Advantages of Banking and PSU
Funds Banking and PSU funds offer several benefits to investors, making them a popular choice in the financial landscape. These advantages include:
1. Liquidity: One of the primary advantages of these funds lies in their liquidity. Investors can easily convert their investments into cash without significant waiting periods or penalties. This flexibility becomes especially valuable in situations where unexpected expenses arise, providing a means to quickly liquidate investments without incurring substantial losses.
2. Moderate Risk: These funds feature shorter investment durations, reducing their exposure to prolonged market volatility experienced by longer-term investments. By primarily investing in banks and public sector undertakings, they align with institutions known for their relative stability. The public sector nature of many of these entities adds an extra layer of comfort. Furthermore, their preference for high-quality debt instruments, especially those with AAA ratings, helps minimise associated credit risks.
3. Potential Returns: While no investment can guarantee returns, banking and PSU funds have historically demonstrated the potential to outperform traditional savings options, particularly in a declining interest rate environment, albeit with a relatively higher risk. For investors seeking returns beyond those offered by savings accounts or fixed deposits, these funds provide a viable alternative, albeit with a slightly elevated risk profile. In addition to interest earnings, these funds also offer the possibility of capital appreciation.

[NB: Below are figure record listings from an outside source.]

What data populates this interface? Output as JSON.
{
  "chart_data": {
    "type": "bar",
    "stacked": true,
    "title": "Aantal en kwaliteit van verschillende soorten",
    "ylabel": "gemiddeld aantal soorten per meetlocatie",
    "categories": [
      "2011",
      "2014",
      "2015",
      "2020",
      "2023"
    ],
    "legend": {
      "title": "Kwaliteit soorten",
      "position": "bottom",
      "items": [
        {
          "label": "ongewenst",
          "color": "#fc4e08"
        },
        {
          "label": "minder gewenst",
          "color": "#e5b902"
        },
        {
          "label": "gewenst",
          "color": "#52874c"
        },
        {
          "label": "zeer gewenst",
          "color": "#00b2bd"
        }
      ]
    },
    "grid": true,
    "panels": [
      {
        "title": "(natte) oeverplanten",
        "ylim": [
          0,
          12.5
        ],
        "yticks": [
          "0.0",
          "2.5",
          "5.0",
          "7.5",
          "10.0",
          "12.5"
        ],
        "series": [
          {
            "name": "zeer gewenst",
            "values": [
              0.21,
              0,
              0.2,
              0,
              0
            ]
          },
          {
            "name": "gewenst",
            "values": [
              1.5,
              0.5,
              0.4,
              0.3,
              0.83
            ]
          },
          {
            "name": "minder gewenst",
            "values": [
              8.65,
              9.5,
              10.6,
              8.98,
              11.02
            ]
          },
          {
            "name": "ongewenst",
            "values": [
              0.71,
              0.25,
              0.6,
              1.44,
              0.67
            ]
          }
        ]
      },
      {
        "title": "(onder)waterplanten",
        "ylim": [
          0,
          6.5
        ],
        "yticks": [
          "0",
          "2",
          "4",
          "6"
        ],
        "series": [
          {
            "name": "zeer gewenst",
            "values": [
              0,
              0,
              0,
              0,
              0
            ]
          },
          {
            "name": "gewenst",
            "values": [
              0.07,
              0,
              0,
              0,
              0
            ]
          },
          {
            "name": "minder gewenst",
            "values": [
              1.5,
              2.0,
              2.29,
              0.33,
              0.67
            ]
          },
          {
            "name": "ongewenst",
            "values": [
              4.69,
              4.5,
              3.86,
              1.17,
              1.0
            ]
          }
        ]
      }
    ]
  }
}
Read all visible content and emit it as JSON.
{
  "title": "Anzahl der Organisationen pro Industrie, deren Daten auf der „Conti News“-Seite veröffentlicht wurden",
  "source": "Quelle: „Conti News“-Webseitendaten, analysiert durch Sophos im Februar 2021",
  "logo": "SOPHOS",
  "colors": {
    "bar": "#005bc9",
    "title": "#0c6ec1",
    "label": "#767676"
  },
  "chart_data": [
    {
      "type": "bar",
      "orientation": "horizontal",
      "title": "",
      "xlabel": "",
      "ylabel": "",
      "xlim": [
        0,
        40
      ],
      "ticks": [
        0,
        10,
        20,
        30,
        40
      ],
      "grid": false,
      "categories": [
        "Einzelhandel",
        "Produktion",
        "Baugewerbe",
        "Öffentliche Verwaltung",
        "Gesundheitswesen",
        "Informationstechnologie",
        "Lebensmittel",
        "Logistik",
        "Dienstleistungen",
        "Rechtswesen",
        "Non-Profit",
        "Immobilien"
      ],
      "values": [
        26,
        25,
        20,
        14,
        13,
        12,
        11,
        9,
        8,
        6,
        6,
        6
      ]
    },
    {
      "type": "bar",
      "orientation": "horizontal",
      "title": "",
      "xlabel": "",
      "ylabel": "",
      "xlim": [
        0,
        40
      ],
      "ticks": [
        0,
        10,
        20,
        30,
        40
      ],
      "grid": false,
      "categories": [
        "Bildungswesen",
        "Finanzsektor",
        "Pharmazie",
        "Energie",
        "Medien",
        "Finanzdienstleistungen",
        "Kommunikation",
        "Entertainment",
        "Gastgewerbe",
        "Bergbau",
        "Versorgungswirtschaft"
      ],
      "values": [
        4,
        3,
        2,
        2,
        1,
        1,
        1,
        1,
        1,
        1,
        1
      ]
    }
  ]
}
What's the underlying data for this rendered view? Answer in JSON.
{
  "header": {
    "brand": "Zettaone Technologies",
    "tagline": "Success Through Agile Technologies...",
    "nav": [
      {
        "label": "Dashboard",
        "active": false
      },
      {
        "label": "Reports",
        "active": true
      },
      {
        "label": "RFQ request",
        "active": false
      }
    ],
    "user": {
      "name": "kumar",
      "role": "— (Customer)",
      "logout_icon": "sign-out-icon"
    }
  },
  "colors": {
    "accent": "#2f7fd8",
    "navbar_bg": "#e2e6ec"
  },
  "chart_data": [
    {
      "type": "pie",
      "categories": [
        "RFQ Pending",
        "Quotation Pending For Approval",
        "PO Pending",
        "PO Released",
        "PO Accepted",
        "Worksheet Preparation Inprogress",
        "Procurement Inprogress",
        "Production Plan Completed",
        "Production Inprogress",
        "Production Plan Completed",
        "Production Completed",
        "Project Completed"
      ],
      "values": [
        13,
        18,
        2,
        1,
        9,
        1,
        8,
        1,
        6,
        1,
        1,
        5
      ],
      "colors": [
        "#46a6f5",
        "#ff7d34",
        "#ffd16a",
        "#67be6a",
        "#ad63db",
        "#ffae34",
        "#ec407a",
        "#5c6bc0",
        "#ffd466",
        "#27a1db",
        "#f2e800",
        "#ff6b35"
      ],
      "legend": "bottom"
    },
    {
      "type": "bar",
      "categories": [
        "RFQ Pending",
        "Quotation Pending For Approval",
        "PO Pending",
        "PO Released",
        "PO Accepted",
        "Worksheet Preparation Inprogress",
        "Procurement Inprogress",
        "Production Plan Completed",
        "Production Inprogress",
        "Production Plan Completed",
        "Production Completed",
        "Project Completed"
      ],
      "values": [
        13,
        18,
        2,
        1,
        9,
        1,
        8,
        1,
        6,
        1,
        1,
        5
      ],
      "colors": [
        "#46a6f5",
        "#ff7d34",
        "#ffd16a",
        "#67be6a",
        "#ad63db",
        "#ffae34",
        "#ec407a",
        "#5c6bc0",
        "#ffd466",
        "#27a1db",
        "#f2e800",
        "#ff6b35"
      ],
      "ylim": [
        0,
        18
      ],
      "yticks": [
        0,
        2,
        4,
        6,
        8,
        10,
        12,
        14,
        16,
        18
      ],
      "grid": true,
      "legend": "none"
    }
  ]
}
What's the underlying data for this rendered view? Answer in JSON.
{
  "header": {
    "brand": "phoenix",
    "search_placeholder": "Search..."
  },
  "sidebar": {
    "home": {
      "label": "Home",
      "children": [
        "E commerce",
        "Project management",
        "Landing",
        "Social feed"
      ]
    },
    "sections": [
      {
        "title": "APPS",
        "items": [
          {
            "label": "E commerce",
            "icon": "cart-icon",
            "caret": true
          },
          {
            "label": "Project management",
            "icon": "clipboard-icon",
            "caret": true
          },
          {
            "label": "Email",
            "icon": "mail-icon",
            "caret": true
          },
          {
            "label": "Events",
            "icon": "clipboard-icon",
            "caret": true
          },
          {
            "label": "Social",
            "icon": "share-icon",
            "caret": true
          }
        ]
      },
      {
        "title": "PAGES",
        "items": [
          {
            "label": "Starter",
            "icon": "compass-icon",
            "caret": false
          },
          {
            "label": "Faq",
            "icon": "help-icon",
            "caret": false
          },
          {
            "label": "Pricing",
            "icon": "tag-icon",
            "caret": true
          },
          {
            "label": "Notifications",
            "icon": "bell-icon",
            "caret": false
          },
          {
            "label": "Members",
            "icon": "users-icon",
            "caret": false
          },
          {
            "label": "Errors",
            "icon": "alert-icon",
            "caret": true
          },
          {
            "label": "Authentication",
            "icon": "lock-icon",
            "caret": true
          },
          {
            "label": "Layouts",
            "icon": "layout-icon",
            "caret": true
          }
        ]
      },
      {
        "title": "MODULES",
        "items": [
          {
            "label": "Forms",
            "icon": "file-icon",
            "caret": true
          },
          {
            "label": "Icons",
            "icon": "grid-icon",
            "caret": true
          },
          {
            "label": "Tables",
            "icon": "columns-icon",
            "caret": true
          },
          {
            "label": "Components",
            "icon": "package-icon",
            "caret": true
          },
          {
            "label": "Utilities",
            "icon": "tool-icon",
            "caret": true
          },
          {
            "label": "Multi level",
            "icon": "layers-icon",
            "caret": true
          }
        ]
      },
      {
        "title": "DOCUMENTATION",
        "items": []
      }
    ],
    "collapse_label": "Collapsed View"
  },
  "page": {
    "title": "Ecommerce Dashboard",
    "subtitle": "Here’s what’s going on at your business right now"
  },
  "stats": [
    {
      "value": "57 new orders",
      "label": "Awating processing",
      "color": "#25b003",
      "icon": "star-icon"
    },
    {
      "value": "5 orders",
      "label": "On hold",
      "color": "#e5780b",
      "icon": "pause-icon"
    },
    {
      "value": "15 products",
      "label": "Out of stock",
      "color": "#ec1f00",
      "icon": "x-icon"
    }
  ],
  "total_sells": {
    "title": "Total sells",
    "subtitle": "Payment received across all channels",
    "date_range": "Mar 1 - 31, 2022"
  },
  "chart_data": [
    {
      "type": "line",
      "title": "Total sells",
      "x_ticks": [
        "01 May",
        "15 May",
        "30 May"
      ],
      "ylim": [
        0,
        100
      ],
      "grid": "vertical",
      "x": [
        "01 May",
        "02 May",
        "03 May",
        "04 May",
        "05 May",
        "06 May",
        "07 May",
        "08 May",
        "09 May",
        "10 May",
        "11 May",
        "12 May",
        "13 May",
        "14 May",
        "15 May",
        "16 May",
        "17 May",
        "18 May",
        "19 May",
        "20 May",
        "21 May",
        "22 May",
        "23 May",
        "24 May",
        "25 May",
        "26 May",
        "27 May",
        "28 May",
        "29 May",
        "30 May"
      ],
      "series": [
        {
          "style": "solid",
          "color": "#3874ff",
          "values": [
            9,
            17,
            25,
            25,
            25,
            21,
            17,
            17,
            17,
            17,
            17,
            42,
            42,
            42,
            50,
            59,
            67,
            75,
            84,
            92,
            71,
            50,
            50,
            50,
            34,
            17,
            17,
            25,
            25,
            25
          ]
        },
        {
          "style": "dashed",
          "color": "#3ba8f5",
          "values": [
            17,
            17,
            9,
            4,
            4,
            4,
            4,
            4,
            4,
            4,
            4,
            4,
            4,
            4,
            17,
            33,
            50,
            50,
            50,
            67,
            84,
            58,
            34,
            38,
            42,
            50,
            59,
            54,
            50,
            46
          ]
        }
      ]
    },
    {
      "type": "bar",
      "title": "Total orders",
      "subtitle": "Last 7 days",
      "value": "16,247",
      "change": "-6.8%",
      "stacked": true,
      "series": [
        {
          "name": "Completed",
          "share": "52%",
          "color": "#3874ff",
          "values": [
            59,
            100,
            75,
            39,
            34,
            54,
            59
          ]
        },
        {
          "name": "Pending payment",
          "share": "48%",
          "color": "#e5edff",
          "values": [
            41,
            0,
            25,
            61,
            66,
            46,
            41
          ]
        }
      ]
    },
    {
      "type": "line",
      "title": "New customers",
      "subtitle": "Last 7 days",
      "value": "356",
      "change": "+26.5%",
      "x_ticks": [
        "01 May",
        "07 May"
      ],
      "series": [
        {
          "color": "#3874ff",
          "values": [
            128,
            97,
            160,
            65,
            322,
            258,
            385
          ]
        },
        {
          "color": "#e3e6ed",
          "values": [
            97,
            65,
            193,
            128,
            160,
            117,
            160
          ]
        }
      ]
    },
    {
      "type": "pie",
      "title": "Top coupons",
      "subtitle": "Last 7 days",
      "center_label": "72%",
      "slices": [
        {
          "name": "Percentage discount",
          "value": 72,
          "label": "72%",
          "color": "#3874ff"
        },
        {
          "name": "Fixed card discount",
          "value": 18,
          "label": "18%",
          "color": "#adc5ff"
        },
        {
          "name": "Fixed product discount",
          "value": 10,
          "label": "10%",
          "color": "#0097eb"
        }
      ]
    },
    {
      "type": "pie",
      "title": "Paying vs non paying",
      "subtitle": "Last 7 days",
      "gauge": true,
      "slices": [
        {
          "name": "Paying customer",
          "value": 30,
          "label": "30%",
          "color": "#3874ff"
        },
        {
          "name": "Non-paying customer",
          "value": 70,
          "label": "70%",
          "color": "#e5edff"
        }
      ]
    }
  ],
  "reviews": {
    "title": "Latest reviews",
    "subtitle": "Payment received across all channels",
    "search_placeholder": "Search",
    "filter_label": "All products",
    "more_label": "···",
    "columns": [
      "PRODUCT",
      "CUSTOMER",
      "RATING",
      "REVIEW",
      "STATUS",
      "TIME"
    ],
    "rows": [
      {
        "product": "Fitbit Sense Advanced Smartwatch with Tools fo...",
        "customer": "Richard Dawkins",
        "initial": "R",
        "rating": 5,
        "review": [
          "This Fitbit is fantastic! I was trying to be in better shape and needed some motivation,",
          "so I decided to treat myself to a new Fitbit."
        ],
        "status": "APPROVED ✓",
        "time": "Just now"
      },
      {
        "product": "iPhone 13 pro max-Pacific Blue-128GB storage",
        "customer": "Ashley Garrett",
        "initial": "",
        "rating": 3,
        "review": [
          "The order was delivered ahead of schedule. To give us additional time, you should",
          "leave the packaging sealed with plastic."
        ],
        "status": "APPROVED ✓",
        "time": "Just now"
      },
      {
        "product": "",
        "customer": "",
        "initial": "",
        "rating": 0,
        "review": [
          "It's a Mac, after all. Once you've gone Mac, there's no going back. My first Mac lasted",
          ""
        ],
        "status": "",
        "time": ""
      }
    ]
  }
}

When interest rates decrease, the value of the underlying securities may rise, delivering additional returns to investors.
PSU Debt Funds’ Taxation
With the recent amendment outlined in the Finance Bill of 2023, capital gains originating from debt mutual funds, including PSU debt mutual funds, will undergo a distinct taxation treatment. These gains will be exclusively categorised as short-term capital gains and subsequently merged with your taxable income, subject to taxation at your applicable Income Tax slab rate. Short-term capital gains tax is triggered when debt fund units are divested within less than three years from the initial purchase date. In such instances, the resulting proceeds are subject to taxation per the individual investor’s applicable tax slab rate. For instance, investors falling within the highest tax bracket would face a tax rate of 31.20 per cent comprising a base rate of 30 per cent and an additional 4 per cent cess.
Conclusion
Banking and PSU funds present a well-balanced proposition, combining stability with the potential for returns. These financial instruments seamlessly integrate attributes that address the requirements of investors in pursuit of both stability and potential profitability. While they are not entirely risk-free, their distinctive design and framework render them an appealing choice for conservative investors seeking an intermediary balance between the tried-and-true stability offered by fixed deposits and the return potential associated with more assertive investment avenues.